The Suzuki T350, also known as the Suzuki Rebel, is a 315 cc, two-stroke, twin-cylinder motorcycle produced by the Japanese Suzuki company between 1969 and 1972. The model was based T305 and used an enlarged version of the T305 engine, which itself was an enlargement of the T20 unit. It was the fastest production 350 at the time. In 1972 a T350 was overall winner of the Australian Castrol Six Hour Production race at Amaroo Park but was subsequently disqualified but the same bike won the 500cc class in 1973. The model was dropped when the T380 triple was introduced in 1972.

==Technical details==

===Engine and transmission===
The T350's engine was an enlargement of the unit used in the T305, which had been introduced in 1968. The 180° piston ported two stroke twin was of unit construction and had alloy head and alloy barrels with cast iron liners. The T305's bore was increased 2mm to 62 mm whilst the stroke remained at 54 mm giving a displacement of 315 cc. The engine had a compression ratio of 6.9:1. From the 1971 model year T350R, finning on the cylinder head was diagonal to direct air over the combustion chambers. Claimed power output was 39 bhp @ 7,500 rpm, giving the machine a top speed of 95 mph.

Fuel was delivered by twin 32 mm Mikuni carburettors and engine was lubricated by the Suzuki Posi Force system which injected oil to the inlet ports and outer main and conrod journals.
The centre main bearings were lubricated by the gearbox oil.
Primary drive was by helical gears to a multi-plate wet clutch and six speed gearbox.
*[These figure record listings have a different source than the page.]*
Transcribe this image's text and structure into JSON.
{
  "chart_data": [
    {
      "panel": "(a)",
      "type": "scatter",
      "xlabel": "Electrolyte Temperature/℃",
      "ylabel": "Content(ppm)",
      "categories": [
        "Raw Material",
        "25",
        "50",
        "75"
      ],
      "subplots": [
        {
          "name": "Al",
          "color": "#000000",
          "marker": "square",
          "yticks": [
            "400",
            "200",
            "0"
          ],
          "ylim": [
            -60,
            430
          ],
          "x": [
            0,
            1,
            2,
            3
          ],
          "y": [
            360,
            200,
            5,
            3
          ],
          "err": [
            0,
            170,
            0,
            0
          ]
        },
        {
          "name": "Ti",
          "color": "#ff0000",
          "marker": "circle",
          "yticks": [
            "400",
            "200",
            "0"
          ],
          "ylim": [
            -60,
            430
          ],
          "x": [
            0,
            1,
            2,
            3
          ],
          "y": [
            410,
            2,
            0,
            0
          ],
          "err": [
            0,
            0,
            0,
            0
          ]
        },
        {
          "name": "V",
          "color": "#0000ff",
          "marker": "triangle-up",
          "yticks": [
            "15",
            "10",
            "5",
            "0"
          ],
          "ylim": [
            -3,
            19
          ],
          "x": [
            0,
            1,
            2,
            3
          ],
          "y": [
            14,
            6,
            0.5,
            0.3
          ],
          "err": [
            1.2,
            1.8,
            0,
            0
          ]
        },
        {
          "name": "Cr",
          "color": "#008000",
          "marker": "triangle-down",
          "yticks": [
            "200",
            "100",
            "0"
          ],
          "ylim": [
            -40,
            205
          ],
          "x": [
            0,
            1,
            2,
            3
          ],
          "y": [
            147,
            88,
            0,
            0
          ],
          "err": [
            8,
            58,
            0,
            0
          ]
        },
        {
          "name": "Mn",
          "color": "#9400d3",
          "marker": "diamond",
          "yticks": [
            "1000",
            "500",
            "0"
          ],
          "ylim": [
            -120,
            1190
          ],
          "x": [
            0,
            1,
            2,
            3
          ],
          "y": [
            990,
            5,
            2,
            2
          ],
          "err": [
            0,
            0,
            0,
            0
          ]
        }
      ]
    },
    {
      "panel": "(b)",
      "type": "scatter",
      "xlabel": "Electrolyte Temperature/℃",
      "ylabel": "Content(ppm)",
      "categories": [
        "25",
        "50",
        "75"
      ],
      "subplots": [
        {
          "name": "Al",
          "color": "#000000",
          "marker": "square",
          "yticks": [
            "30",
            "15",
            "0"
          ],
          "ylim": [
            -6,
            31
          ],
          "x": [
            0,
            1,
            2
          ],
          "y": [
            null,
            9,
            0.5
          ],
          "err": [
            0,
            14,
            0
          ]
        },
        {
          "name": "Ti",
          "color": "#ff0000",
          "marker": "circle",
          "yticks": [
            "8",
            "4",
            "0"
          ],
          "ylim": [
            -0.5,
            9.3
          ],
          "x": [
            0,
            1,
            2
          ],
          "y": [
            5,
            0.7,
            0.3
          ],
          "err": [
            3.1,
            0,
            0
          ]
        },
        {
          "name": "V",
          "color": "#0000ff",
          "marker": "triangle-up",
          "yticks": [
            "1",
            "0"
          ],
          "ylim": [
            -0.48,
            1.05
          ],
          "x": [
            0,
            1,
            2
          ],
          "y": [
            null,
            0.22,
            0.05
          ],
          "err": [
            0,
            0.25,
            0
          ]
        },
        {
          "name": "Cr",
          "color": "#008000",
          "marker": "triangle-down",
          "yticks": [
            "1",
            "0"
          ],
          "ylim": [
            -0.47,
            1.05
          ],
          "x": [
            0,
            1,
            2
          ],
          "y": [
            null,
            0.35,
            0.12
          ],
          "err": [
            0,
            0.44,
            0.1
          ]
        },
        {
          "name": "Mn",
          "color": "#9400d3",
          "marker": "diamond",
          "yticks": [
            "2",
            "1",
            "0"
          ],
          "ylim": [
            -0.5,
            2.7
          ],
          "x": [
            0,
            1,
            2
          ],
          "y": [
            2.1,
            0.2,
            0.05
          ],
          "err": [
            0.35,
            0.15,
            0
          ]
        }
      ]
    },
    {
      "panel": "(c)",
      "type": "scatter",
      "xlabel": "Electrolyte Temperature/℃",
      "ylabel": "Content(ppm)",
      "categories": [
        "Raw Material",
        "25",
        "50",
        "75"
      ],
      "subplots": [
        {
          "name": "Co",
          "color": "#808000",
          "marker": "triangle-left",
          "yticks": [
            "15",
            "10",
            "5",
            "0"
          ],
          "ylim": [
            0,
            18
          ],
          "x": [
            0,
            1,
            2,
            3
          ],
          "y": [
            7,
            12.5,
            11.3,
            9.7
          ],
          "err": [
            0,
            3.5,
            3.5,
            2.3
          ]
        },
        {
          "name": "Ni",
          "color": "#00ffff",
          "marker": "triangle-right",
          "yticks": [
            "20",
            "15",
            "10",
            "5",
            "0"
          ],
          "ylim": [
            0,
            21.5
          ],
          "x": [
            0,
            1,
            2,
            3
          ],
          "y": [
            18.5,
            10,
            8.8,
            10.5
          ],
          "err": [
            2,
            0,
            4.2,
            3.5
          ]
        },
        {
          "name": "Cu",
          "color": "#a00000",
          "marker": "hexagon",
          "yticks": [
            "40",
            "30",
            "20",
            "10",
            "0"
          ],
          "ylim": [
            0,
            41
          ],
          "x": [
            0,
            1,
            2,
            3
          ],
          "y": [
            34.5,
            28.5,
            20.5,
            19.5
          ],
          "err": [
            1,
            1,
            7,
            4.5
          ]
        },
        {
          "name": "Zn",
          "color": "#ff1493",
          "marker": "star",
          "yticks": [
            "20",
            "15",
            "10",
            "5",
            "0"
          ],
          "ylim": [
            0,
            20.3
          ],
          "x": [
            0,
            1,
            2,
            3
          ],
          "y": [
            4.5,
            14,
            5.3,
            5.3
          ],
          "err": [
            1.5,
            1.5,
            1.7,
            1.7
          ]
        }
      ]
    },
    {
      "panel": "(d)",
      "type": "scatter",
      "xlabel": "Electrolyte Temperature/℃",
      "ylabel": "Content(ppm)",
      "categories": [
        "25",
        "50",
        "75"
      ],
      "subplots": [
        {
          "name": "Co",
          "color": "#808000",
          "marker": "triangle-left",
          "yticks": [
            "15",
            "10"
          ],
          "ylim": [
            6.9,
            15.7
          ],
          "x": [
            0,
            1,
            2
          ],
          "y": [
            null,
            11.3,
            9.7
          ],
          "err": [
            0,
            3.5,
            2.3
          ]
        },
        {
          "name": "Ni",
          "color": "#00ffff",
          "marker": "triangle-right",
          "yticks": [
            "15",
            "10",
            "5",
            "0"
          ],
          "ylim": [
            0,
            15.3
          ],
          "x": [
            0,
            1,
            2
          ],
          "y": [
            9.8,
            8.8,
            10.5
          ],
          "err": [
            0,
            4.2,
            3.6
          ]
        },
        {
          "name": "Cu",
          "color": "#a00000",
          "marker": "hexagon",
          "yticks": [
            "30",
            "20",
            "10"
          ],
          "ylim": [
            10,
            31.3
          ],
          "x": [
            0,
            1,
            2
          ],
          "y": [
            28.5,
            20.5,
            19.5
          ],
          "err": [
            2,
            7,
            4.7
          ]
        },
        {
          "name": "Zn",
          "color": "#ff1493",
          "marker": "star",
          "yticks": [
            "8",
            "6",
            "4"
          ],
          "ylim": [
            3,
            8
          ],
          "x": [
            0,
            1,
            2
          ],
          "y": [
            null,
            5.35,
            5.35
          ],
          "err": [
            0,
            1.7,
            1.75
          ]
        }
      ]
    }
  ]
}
Chain drive took power to the rear wheel.

===Cycle parts===
The duplex cradle frame of the T305 was retained. Rear suspension was by swinging arm with twin shock absorbers. At the front telescopic forks were used. Brakes were drums front and rear, the front being a 2ls item.

==GT350==
The model was marketed in the Japanese domestic market as the GT350 in 1971. To meet Japanese legislation, the power was reduced to 33.5 bhp.